Parachutes form a possible fourth category, but haven't lived up to their potential as a safe way to exit an airplane. Military invasions via parachute are rarely the best option and your life insurance may not cover recreational skydiving. I am reminded of my Navy aircrew days when we all had parachutes. P3s, the type of aircraft I flew in, had ditched or crash landed successfully a number of times, but nobody had ever parachuted out a P3 in an emergency. As one of my friends put it: "Why would you want to jump out of a perfectly good airplane?"
Ballooning began in 1783 near Paris, France. After testing a hot air balloon with a sheep, rooster and duck, the Montgolfier brothers sent the first human aloft using a hot air balloon. Brave aeronauts continued to perfect balloons. According to Balloons to Jets, Illinois had its first balloon flight in 1855.

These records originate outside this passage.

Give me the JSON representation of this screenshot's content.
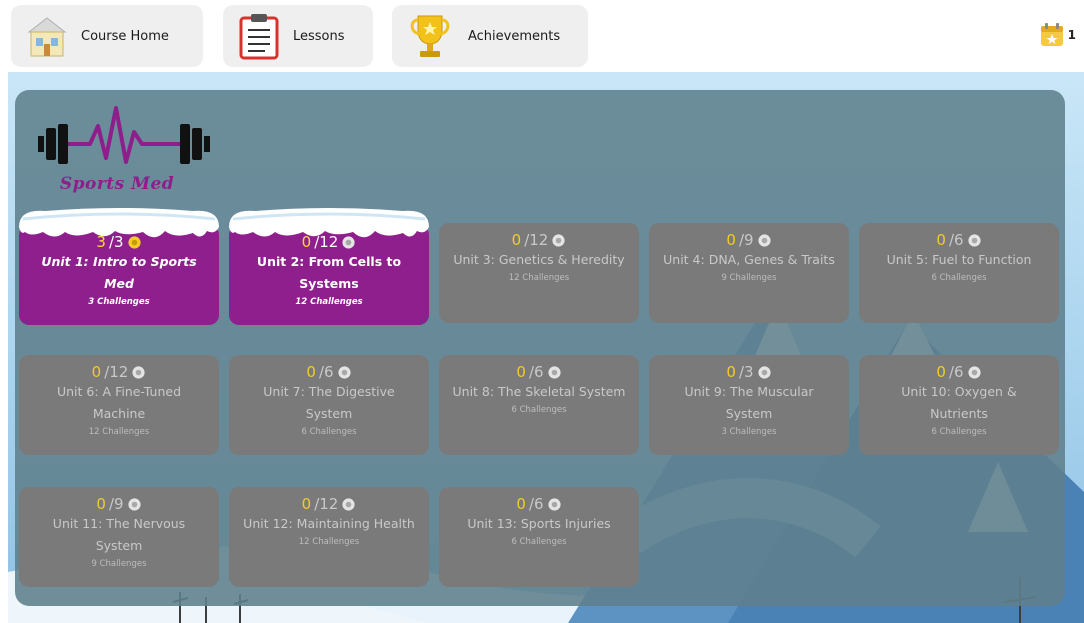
{
  "nav": {
    "course_home": "Course Home",
    "lessons": "Lessons",
    "achievements": "Achievements",
    "streak_count": "1"
  },
  "logo": {
    "text": "Sports Med"
  },
  "units": [
    {
      "done": "3",
      "total": "/3",
      "title": "Unit 1: Intro to Sports Med",
      "challenges": "3 Challenges",
      "active": true
    },
    {
      "done": "0",
      "total": "/12",
      "title": "Unit 2: From Cells to Systems",
      "challenges": "12 Challenges",
      "active": true
    },
    {
      "done": "0",
      "total": "/12",
      "title": "Unit 3: Genetics & Heredity",
      "challenges": "12 Challenges",
      "active": false
    },
    {
      "done": "0",
      "total": "/9",
      "title": "Unit 4: DNA, Genes & Traits",
      "challenges": "9 Challenges",
      "active": false
    },
    {
      "done": "0",
      "total": "/6",
      "title": "Unit 5: Fuel to Function",
      "challenges": "6 Challenges",
      "active": false
    },
    {
      "done": "0",
      "total": "/12",
      "title": "Unit 6: A Fine-Tuned Machine",
      "challenges": "12 Challenges",
      "active": false
    },
    {
      "done": "0",
      "total": "/6",
      "title": "Unit 7: The Digestive System",
      "challenges": "6 Challenges",
      "active": false
    },
    {
      "done": "0",
      "total": "/6",
      "title": "Unit 8: The Skeletal System",
      "challenges": "6 Challenges",
      "active": false
    },
    {
      "done": "0",
      "total": "/3",
      "title": "Unit 9: The Muscular System",
      "challenges": "3 Challenges",
      "active": false
    },
    {
      "done": "0",
      "total": "/6",
      "title": "Unit 10: Oxygen & Nutrients",
      "challenges": "6 Challenges",
      "active": false
    },
    {
      "done": "0",
      "total": "/9",
      "title": "Unit 11: The Nervous System",
      "challenges": "9 Challenges",
      "active": false
    },
    {
      "done": "0",
      "total": "/12",
      "title": "Unit 12: Maintaining Health",
      "challenges": "12 Challenges",
      "active": false
    },
    {
      "done": "0",
      "total": "/6",
      "title": "Unit 13: Sports Injuries",
      "challenges": "6 Challenges",
      "active": false
    }
  ],
  "colors": {
    "active_card": "#8f1f8c",
    "inactive_card": "#7a7a7a",
    "panel": "#5f808c",
    "done_accent": "#f3cc28"
  }
}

By 1919, Zeppelins, the German brand of dirigibles, or semi-rigid streamlined balloons, had carried over 10,000 passengers and had served as heavy bombers. They used the same lightweight gasoline engines as airplanes and automobiles. Navy airships on both sides during World War I were used to carry out long distance patrols. Tethered observation balloons had proved useful in warfare for over a century.
Zeppelins continued to excel in long distance passenger service until the 1937 Hindenburg disaster. The U.S. Navy had several tragic airship crashes in the 1920s and 30s, but used over 100 blimps, or non-rigid, motorized balloons during WWII for anti-submarine warfare. However, the U.S.produced over 300,000 airplanes during WWII. Blimps continued to serve as mobile radar platforms during the Cold War. A catalog search under “Airships History” yields many books chronicling this fascinating, yet ultimately not very successful, technology.
For Chicagoans of 1919, it wasn’t clear that the future of airships was dim. It was not until 1903 that Wright brothers flew the first heavier-than-air machine. Practical airplanes began appearing in the early teens. Many early airships crashed and burned, but airplanes also had a dismal safety record. Besides, it is hard to figure out how airplanes stay up in the air. Balloons are easy. They float.
Chicago's role in the development of airships was tragic. On July 21, 1919, two passengers, a mechanic and 10 employees of the Illinois Trust and Savings Bank died when the airship Winged Foot Express burned and fell through the skylight of the bank. The pilot and chief mechanic parachuted to safety. A passenger also parachuted, but died later. The falling gasoline engine caused most of the damage. Public opinion of both airships and of any flying over populated areas turned negative.
As a result, air mail flights were moved from Grant Park to suburban Maywood, then to Chicago Municipal (Midway) Airport. This history is detailed in Chicago's Midway Airport, The Columns of the Illinois Trust & Savings Bank and the Chicago Tribune.